Policy autonomy means each relay sets independent filtering criteria. Conservative relays might reject all content flagged for nudity. Free-speech relays might accept all legal content. Topic-specific relays might reject off-topic posts. Geographic relays might require content in specific languages. This diversity enables users to choose relays aligned with their values while creating competitive pressure on relay policies. Relays with overly restrictive policies lose users; relays with insufficient moderation become spam-ridden.

Observability challenges arise at this level. Relay rejection is visible to the submitter through OK responses but opaque to others. Users don’t generally know whether content is available on relay A vs. relay B without querying both. This makes relay filtering less transparent than public reports. Some relays publish policies in NIP-11 documents, but actual enforcement may differ from stated policy. The infrastructure layer’s governance remains partially hidden compared to the social layer.

The multi-relay architecture prevents any single relay from imposing network-wide censorship. Users rejected by one relay simply write to others. Clients query multiple relays simultaneously, so content available on any relay reaches users. This creates natural censorship resistance: effective suppression requires coordinated filtering across many relays. However, if major relays coordinate exclusion (through shared blocklists, automated filtering, or informal coordination), they can impose high costs on targeted users.

Economic constraints limit relay filtering effectiveness. Operating relays costs money—servers, storage, bandwidth. Aggressive filtering increases operational costs (content analysis computation, managing blocklists, handling disputes) while potentially reducing user base and associated revenue/donations. Relays face trade-offs between moderation quality and economic sustainability.

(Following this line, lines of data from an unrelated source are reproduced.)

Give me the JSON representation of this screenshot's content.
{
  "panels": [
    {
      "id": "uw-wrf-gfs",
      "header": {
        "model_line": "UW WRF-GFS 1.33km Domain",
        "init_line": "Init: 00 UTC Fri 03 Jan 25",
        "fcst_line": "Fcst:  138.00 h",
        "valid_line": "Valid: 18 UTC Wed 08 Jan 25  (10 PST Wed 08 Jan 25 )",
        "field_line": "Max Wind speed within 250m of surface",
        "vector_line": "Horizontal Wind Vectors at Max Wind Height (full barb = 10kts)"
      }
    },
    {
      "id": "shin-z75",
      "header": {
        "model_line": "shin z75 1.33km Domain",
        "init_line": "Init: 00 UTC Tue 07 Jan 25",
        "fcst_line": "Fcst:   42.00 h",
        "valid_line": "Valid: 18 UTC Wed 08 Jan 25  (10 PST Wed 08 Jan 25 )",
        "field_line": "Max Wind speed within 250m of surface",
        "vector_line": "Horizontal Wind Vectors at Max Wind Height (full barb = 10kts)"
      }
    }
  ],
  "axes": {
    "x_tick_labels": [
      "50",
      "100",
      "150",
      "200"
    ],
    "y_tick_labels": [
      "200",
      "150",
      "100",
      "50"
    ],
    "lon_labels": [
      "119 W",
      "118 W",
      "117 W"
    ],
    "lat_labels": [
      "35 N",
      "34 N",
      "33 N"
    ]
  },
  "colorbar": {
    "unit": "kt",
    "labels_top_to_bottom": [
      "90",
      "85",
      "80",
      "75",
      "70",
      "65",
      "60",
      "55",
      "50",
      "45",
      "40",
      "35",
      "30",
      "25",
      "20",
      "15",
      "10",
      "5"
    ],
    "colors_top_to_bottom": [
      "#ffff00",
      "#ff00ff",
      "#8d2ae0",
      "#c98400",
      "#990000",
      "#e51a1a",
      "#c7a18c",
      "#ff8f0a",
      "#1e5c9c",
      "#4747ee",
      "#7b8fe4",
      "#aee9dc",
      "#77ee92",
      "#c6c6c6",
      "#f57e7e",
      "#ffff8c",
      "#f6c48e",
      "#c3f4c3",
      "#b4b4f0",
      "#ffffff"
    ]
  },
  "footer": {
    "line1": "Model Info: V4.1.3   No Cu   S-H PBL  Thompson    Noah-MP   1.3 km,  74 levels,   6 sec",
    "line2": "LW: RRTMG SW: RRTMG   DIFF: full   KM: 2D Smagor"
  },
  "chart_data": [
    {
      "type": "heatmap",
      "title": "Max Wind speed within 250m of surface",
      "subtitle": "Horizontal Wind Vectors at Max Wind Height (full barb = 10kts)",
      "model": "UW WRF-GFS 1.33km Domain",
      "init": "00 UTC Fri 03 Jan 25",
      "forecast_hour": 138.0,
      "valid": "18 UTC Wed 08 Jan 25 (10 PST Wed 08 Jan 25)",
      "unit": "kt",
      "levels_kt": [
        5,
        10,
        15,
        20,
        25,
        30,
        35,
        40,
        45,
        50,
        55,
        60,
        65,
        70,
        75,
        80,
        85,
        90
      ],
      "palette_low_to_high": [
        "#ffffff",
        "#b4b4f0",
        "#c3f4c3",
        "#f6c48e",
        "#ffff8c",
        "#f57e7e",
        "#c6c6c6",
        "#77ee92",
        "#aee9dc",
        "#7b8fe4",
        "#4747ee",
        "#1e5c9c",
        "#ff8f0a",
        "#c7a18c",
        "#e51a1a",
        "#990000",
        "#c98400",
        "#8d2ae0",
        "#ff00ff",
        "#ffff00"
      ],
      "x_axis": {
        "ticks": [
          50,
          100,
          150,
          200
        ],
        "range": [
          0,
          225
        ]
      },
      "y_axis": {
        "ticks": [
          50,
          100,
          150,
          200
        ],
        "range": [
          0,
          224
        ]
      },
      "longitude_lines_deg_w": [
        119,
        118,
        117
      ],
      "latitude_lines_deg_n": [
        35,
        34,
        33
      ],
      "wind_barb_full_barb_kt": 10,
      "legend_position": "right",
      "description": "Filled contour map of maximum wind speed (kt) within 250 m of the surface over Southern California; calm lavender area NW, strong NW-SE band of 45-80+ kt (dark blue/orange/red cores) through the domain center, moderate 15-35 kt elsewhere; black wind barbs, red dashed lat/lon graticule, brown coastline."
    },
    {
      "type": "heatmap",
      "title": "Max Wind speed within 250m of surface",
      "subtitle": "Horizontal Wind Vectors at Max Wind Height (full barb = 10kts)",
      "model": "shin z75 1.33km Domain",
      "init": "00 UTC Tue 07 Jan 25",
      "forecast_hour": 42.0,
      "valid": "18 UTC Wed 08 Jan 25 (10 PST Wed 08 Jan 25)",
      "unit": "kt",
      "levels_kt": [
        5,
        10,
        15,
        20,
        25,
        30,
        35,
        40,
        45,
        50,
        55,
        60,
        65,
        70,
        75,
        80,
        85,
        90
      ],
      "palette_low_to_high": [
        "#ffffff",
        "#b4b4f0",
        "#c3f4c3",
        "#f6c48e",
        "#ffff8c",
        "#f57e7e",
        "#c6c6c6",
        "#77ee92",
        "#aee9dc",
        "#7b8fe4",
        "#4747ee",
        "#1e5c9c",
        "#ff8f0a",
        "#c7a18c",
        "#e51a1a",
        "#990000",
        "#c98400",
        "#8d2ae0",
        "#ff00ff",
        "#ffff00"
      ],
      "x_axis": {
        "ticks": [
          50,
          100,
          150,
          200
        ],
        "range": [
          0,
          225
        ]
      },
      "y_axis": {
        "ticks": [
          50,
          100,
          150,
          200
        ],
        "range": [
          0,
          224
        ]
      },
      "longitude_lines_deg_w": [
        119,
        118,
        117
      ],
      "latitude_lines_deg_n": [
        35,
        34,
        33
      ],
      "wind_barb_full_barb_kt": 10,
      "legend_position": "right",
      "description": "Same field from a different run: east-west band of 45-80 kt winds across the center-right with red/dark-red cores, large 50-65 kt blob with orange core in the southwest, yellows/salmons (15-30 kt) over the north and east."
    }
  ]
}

Level 5: Network exclusion as de facto banishment

Network exclusion—the most severe sanction—occurs when a user experiences rejection from sufficient relays that network participation becomes impractical. While Nostr’s architecture prevents global bans through protocol enforcement, coordinated relay filtering can achieve similar effects by limiting a specific identity-defined by their pubkey(s)-from posting. If the majority of active relays reject a user’s events, and client users primarily connect to those relays, the user is effectively excluded despite no protocol-level restriction.

Emergence rather than design characterizes this sanction level. No protocol mechanism implements network exclusion; it emerges from independent relay decisions that happen to converge. This could result from: (1) Shared blocklists—relay operators subscribe to third-party blocklist services that flag problematic public keys; (2) Automated filtering—relays use similar content analysis systems that flag the same content; (3) Informal coordination—relay operators communicate and align policies; (4) Following reports—relays implement policies to block users with many reports, leading to convergent exclusion.

Gradual escalation characterizes the path to network exclusion. Users typically experience: (1) Occasional relay rejections, requiring connecting to alternative relays; (2) Rejection from multiple relays, reducing content reach; (3) Majority relay rejection, limiting audience to niche relay users; (4) Near-universal rejection, making participation impractical. This progression provides feedback and opportunity for behavior change before complete exclusion. Users can appeal to relay operators, change behavior to comply with policies, or establish their own relays if exclusion seems unjust.

The cost of exit and voice remains much lower than centralized platforms. Users facing exclusion can establish personal relays with minimal technical skill, ensuring their content remains accessible to interested parties. The threshold for "self-exile" is orders of magnitude lower than starting competing social networks. Users can appeal directly to relay operators or rally community support. These mechanisms preserve some level of voice and exit even at the most severe sanction level.